Ideally, the error message would be thrown higher up in the stack so that it could tell you exactly which column it encountered the problem in, yes? Currently, the error is encountered when closing the file. It looks to me like one could change (at line 469)

for (i, name) in enumerate(header)
    ... # Code before
    # write out array values
    TT = Missings.T(eltype(arr))
    ... # Code after
end

to

for (i,name) in enumerate(header)
    ...  # Code before
    TT = Missings.T(eltype(arr))
    missingtype(TT) || begin 
        msg = "Unsupported type: Column $name cannot have type $(eltype(arr))"
        throw(ArgumentError(msg))
    end
    ... # Code after
end

Where missingtype is a new function to check whether or not a type is Missing:

missingtype(::Type) = false
missingtype(::Type{Missings.Missing}) = true

It shouldn't affect performance since it's just called once at the close of the file. Although I think maybe it would be better to throw this error at the beginning, rather than the end. I just am not quite familiar enough with the internals to know which function would be the right place to check for this.

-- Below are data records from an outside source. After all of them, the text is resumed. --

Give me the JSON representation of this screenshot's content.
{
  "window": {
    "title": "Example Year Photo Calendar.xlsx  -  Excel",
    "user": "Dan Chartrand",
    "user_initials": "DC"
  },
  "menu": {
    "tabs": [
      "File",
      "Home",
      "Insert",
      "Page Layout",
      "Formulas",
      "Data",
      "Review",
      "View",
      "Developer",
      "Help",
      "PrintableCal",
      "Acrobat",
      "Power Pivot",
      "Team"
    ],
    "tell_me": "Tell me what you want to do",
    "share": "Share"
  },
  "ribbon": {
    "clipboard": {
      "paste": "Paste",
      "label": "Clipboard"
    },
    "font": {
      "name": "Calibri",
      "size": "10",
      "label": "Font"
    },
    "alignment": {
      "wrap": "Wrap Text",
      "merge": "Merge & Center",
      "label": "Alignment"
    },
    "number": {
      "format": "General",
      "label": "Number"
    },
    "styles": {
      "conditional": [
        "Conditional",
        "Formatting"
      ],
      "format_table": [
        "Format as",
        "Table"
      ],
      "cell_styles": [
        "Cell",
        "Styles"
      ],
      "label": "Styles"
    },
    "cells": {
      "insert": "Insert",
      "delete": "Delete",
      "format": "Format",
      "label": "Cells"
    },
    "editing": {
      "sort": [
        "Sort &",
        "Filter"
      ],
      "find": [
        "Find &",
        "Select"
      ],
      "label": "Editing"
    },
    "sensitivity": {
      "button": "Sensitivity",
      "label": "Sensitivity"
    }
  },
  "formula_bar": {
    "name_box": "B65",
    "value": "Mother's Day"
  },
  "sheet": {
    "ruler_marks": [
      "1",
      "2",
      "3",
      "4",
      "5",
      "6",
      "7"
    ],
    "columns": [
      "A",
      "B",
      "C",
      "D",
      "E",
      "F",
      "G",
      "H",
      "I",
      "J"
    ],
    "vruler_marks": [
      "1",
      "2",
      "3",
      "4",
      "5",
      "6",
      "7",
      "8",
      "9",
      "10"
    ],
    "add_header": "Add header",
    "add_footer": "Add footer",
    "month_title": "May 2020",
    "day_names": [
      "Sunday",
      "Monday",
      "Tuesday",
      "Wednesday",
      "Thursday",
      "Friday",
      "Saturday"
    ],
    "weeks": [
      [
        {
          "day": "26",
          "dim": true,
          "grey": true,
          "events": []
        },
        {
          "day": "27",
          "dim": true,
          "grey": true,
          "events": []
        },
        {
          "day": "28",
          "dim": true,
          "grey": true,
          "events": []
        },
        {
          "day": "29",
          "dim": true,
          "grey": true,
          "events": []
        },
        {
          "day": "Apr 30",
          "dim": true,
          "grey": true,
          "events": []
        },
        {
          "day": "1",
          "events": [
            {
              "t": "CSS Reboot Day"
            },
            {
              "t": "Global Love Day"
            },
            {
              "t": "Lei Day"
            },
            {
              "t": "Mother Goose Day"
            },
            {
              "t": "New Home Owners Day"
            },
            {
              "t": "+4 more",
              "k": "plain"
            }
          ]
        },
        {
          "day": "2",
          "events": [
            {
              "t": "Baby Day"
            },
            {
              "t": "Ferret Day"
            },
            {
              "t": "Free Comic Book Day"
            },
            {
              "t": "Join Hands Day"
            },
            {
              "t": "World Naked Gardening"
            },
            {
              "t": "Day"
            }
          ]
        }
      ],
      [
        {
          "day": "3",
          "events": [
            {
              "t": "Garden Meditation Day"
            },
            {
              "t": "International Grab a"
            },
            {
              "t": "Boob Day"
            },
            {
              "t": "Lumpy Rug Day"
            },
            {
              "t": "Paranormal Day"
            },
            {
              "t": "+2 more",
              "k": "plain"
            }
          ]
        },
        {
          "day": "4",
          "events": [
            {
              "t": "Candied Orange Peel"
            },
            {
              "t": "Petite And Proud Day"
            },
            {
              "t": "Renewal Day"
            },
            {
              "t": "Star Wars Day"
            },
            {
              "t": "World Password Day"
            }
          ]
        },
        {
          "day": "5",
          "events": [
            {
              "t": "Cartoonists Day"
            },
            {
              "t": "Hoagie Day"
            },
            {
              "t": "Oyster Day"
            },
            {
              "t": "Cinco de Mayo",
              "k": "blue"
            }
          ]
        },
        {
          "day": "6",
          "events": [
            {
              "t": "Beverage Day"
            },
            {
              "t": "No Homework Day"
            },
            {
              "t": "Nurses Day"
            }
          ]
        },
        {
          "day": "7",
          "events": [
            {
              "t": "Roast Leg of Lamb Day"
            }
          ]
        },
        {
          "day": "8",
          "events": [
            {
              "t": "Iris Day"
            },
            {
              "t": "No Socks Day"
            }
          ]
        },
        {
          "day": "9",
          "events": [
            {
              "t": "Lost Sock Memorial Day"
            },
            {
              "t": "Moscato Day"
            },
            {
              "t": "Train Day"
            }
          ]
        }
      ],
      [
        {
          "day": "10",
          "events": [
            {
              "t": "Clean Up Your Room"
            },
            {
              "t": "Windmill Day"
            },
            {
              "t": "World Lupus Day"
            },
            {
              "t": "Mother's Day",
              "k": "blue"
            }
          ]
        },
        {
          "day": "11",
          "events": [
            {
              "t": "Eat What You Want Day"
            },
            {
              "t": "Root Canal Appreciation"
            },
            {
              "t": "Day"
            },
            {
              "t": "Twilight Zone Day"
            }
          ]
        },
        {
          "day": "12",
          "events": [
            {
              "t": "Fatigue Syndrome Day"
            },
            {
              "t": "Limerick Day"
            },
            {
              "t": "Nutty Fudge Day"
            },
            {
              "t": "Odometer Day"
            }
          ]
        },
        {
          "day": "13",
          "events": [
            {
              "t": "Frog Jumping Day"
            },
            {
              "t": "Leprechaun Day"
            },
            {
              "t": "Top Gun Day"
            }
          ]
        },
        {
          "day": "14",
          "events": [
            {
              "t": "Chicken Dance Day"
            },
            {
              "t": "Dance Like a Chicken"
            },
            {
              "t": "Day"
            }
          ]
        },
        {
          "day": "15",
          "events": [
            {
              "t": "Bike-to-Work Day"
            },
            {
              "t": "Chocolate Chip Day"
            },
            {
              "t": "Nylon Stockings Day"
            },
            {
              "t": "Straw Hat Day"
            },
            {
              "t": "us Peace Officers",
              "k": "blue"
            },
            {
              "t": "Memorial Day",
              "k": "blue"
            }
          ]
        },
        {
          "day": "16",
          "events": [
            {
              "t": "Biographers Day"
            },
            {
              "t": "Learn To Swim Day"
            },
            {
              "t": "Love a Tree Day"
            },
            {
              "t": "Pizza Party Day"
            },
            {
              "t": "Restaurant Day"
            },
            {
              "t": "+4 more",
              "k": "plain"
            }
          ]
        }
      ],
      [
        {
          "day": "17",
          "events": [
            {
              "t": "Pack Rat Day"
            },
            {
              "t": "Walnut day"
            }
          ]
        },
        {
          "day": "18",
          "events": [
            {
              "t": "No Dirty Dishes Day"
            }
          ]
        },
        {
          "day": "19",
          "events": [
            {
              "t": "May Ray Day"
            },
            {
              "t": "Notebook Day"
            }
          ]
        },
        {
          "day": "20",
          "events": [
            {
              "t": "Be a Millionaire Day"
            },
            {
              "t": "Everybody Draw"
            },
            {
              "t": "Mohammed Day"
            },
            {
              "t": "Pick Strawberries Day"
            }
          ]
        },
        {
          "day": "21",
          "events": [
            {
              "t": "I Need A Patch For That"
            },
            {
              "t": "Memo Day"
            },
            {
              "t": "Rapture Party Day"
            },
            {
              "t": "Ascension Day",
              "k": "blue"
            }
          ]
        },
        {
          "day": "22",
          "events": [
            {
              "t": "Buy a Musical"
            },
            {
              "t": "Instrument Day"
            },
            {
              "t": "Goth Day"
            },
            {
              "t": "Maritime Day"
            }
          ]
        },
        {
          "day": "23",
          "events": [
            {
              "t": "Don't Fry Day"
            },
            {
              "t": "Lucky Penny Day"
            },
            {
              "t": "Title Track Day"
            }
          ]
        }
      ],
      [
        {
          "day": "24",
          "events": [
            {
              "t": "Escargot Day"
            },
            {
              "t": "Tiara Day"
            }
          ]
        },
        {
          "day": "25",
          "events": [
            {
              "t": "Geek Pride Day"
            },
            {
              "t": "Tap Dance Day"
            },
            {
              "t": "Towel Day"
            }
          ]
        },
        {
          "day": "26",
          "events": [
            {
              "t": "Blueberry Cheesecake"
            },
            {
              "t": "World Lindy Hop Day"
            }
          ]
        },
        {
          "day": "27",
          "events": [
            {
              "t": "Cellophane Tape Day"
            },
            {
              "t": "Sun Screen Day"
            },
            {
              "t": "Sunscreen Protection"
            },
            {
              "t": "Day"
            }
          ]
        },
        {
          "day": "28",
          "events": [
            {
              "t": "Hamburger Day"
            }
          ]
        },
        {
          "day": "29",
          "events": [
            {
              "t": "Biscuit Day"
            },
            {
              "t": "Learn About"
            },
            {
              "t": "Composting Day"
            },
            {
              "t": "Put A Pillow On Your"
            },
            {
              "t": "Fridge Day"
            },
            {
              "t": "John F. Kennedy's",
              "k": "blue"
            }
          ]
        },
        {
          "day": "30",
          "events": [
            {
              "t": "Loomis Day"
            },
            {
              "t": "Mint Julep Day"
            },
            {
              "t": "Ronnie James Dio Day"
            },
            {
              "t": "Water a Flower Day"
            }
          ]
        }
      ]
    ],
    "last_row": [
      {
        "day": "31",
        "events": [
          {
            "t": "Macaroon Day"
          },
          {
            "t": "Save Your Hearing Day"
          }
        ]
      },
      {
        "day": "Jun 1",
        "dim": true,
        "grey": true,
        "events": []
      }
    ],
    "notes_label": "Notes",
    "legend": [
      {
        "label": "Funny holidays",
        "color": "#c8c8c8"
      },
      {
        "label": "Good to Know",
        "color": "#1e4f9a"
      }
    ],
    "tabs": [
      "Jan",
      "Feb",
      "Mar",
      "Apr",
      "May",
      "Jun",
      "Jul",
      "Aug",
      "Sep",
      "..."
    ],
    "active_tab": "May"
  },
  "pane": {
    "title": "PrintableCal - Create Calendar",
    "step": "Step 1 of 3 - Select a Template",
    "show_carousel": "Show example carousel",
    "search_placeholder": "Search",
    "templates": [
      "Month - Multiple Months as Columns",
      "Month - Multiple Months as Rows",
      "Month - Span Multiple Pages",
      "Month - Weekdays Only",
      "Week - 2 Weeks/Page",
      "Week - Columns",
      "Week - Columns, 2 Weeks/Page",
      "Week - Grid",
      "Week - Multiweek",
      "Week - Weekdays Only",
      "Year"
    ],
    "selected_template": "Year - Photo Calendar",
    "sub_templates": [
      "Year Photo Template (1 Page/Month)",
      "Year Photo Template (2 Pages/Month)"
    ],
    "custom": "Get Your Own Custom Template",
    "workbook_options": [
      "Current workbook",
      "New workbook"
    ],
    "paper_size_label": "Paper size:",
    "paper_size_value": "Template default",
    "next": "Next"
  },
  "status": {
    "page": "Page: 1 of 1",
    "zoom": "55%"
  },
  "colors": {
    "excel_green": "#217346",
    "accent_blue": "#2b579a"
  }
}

jacobadenbaum commented 6 years ago

I'm happy to make a PR if this or something like it looks good.

ExpandingMan commented 6 years ago

Ok, I've had a chance to look at this a bit.

I think there's a bigger problem that this issue is a symptom of. Right now what happens is the following:

  1. A Data.Schema is created from the data source here.
  2. The columns of the data source are converted to arrow format here using Data.stream!.
  3. The Feather metadata flatbuffer is created from the Data.Schema.

What should happen is

  1. The columns of the data source get converted to the Arrow format.
  2. A schema is created from the set of Arrow formatted columns.
  3. The schema is converted to the Feather flatbuffer before any other writing takes place to ensure that this process can happen without errors.

This would do a lot more to ensure correctness since it would guarantee that you don't even get to the point of trying to sort out the metadata until it is known for certain that you can get proper Arrow formatted columns. This is also all another symptom of the fact that Feather doesn't seem to use any sort of standard Arrow metadata format, which would also simplify things significantly.

Making the changes I've suggested here would be non-trivial, and it would require adding brand new code for generating a Data.Schema from a Vector{ArrowVector}, which I'm still not completely convinced is the right way of doing it.

@quinnj any opinion on whether changing the steps as I've described above would be worth it?

Any way, I also just realized that you seem to be using the latest tag rather than master. The current master is a thorough overhaul of the whole package (which will be tagged some time after 0.7 stabilizes) so you might try cloning it and seeing what error you get. You should get an error during Data.stream! which might be a little easier to parse than what you showed above.